Interestingly, underlying radio architectures haven’t changed much in 25 years. Innophase’s technology, called PolaRFusionTM, takes a revolutionary new approach to sending and receiving signals by moving much of the radio function away from power-hungry analog circuits and into efficient digital logic.

“Moving the radio function from the analog to the digital domain enables the batteries to last two to eight times longer in standard Wi-Fi IoMT application,” says Thomas Lee, vice president of sales and marketing for Innophase.

Typical wireless chips are limited by a law of diminishing returns, he says. Analog circuits, unlike digital logic, don’t get much smaller or reduce their power requirements as they move to more advanced semiconductor process technologies. Moreover, Lee explains that most IoMT applications are asleep most of the time, waiting minutes or even hours to take a reading from a sensor or instrument — not even receiving and transmitting data. The analog-dominant radios, not the IoMT application, consume a majority of IoMT hardware power. In other words, it’s the connectivity — not the transmission of data — that eats most of a battery’s life.

The PolaRFusion architecture integrates low-cost, nonlinear digital signal processors to receive, process, and transmit industry standard protocols under software control. The result is a wireless solution with excellent sensitivity, signal output levels, data rates, and other critical RF specifications.
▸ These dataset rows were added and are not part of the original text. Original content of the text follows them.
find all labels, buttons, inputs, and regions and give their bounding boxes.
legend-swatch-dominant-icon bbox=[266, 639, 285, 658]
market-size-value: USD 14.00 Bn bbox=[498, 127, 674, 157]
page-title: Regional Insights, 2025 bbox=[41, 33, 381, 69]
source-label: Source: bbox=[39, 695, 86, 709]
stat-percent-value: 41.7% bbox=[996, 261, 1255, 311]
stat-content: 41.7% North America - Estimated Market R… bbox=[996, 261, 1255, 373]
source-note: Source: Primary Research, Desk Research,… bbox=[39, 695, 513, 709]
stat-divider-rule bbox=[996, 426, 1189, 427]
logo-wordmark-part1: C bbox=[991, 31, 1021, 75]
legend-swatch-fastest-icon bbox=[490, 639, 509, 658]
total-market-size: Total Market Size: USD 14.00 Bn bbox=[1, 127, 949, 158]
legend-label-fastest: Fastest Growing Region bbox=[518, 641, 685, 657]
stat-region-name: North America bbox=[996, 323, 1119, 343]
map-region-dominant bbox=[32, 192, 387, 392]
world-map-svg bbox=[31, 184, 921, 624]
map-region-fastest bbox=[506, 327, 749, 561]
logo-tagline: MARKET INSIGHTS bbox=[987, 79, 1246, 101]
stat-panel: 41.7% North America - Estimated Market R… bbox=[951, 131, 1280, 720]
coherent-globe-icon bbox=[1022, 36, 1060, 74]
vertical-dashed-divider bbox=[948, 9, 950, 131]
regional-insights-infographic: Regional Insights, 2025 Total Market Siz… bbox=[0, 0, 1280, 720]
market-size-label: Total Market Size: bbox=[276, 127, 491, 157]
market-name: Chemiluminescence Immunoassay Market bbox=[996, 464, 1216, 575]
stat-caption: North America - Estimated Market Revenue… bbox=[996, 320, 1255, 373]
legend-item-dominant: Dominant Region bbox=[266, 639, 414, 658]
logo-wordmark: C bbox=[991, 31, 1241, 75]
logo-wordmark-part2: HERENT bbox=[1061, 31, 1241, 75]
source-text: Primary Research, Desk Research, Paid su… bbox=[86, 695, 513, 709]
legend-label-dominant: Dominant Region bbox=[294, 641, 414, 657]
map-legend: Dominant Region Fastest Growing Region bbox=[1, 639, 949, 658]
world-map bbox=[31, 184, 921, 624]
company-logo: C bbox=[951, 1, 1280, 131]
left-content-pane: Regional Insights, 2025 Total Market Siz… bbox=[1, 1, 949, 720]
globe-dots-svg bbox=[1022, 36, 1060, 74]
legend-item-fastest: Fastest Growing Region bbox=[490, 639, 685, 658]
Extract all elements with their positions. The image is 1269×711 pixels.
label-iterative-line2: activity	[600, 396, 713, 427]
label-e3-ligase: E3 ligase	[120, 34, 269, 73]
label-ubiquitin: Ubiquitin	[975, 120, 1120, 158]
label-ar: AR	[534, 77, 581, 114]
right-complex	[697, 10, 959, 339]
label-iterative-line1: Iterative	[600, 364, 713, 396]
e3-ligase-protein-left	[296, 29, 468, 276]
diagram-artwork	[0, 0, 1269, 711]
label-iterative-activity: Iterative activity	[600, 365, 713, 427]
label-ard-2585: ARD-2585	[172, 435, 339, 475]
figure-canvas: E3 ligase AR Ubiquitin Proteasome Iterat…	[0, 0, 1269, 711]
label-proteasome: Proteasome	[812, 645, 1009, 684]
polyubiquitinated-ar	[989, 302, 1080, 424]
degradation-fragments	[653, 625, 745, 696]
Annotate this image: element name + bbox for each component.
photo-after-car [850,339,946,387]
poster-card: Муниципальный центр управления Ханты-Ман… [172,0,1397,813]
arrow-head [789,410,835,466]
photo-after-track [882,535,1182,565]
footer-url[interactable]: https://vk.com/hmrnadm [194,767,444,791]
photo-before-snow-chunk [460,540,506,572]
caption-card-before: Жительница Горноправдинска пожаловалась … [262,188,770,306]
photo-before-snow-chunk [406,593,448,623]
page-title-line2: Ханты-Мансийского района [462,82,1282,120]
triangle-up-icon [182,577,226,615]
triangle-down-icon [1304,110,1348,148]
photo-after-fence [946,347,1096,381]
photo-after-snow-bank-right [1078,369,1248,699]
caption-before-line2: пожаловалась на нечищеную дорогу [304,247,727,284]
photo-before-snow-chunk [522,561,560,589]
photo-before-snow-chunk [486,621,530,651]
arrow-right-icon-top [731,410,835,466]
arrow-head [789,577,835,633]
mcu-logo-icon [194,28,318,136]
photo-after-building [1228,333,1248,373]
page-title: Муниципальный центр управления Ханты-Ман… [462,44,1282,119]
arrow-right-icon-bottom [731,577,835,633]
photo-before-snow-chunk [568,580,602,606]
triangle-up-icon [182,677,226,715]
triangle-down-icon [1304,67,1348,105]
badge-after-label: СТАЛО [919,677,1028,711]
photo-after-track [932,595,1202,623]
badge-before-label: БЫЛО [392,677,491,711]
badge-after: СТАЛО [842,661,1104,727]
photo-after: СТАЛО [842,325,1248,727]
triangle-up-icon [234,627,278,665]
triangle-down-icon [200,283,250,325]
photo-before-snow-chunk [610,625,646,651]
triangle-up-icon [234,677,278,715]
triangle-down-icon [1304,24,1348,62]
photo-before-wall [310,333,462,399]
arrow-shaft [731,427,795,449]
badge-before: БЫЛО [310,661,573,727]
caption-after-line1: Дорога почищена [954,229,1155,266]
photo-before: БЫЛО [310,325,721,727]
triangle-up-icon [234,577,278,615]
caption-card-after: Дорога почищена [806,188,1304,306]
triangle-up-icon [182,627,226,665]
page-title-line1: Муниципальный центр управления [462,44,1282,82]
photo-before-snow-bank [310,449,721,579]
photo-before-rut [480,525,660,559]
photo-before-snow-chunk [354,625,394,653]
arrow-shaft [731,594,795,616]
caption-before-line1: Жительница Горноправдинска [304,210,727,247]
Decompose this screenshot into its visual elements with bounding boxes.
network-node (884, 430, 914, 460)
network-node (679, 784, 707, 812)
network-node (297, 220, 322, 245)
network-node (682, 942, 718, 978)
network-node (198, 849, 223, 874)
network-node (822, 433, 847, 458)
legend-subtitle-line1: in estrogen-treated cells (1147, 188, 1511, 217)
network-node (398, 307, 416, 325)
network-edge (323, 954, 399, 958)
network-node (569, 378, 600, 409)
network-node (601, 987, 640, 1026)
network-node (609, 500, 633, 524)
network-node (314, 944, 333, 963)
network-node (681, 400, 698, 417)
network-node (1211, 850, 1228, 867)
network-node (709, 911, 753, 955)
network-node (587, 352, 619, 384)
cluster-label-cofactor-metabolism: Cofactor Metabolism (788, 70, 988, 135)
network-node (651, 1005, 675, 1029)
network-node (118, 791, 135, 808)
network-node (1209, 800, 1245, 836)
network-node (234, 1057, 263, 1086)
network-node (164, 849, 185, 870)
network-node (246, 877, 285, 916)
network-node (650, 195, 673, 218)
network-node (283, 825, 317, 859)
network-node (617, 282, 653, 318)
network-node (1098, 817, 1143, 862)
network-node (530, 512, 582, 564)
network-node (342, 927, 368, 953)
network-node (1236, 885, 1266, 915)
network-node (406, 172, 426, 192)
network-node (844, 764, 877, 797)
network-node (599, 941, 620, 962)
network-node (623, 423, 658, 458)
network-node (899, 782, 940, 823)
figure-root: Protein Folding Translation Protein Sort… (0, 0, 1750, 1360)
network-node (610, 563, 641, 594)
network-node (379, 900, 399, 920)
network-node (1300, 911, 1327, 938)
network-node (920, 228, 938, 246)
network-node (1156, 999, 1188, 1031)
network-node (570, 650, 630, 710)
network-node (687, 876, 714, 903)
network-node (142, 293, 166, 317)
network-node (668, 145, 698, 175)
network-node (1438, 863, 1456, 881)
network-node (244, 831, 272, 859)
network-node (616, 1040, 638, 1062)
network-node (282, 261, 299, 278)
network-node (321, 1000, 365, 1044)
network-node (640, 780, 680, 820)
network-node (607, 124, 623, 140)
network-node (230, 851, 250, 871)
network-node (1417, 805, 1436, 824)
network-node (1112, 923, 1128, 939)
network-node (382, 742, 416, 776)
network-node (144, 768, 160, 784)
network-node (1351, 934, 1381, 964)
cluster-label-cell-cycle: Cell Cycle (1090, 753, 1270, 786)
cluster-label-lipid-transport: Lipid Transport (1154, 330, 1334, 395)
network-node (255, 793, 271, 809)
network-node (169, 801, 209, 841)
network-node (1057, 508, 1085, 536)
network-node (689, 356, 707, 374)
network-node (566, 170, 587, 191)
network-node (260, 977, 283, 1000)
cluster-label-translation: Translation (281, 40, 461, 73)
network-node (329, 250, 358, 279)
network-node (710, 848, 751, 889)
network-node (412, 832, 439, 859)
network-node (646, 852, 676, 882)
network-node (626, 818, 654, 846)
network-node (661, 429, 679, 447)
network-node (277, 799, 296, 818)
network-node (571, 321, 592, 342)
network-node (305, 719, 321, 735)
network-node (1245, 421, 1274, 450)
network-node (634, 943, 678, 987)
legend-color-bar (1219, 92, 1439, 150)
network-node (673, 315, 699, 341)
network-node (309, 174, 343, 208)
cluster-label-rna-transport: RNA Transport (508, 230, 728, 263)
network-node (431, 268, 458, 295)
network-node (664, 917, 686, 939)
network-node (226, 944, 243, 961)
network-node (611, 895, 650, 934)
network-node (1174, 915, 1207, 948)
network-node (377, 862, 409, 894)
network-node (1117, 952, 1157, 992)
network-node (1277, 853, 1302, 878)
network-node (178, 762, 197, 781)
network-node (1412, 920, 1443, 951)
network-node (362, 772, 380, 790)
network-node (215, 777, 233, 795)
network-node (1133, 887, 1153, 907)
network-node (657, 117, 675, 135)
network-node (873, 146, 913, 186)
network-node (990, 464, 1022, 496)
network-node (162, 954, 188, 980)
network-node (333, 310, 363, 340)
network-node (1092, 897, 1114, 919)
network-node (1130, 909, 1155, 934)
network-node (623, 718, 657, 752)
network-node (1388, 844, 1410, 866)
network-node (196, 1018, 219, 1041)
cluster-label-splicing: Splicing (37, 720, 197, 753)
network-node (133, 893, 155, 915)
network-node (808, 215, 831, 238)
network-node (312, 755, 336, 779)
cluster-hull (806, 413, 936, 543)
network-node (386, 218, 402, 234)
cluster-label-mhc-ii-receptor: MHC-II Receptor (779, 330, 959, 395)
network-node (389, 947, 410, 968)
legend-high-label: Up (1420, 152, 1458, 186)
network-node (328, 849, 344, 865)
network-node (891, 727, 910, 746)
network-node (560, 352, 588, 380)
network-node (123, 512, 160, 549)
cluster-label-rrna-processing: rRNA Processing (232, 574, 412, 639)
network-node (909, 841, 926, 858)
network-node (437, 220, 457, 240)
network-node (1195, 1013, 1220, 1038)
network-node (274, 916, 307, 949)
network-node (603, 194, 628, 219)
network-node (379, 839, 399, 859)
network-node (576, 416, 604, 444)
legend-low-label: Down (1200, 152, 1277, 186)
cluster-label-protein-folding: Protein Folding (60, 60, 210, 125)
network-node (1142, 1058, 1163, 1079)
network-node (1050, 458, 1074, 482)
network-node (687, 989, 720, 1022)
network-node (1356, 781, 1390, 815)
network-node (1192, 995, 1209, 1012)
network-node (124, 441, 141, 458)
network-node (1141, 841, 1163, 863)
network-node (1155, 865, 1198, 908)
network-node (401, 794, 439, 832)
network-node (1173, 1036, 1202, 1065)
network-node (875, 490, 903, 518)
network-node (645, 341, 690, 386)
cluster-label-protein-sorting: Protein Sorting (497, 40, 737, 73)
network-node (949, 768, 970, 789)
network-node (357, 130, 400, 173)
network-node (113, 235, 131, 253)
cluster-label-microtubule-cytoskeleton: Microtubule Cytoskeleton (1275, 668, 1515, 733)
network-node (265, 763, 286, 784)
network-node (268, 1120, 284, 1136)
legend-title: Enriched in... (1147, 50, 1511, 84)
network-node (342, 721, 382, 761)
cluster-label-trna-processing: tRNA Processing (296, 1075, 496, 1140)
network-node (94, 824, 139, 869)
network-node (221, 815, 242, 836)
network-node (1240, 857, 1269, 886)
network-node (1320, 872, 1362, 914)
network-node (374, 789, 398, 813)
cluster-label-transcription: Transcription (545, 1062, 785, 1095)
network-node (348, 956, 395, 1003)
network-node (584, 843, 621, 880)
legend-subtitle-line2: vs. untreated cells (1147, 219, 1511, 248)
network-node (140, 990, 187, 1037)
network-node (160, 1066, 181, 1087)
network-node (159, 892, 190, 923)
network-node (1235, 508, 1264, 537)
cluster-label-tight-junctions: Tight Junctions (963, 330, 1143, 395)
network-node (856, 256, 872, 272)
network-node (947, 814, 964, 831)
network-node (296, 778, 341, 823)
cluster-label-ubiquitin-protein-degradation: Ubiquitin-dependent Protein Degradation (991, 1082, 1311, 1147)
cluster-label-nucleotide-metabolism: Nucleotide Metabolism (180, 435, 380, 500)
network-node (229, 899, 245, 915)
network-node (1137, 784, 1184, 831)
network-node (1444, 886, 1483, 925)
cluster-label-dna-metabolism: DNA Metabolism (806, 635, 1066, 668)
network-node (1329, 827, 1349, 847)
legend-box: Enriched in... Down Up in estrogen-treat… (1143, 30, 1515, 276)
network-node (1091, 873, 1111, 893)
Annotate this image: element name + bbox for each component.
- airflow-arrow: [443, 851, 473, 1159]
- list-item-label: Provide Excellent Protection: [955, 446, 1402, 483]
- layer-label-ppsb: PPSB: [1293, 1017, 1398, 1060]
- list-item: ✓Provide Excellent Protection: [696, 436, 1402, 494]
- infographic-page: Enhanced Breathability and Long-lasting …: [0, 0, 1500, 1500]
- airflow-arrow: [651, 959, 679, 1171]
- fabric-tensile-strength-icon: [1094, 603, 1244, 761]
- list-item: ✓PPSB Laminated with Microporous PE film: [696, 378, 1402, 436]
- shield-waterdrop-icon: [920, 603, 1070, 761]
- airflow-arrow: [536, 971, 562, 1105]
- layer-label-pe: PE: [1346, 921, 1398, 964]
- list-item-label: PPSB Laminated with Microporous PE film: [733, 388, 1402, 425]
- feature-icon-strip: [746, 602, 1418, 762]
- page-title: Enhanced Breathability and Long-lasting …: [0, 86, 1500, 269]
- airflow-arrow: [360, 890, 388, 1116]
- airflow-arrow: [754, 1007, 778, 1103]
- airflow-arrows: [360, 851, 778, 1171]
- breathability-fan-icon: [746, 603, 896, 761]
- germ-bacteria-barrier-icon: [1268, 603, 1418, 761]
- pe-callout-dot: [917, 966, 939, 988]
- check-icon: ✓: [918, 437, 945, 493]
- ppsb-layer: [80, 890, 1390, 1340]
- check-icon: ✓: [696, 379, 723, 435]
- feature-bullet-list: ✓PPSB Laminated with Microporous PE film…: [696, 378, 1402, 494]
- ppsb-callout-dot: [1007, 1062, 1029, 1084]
The digital platform is also designed to lower the overall system cost by embedding the entire wireless platform into the SoC running the IoMT application. The platform runs the IoMT application along with a variety of protocols such as Wi-Fi, Bluetooth, and Zigbee — all in software. Although the company has applied its technology first to Wi-Fi, it has plans to apply it to cellular standards optimized for IoMT applications such as NB-IoT and CAT-M. While Wi-Fi requires devices to be connected to an access point, cellular-based wireless technologies offer much more flexibility for those applications that require mobile connectivity.

This approach to RF signal processing has the potential to be a disruptive technology in the development of IoMT products. An ultralow power technology could put IoMT healthcare delivery on a fast track.

The products are in the final stages of development and field testing, with volume production slated for early next year.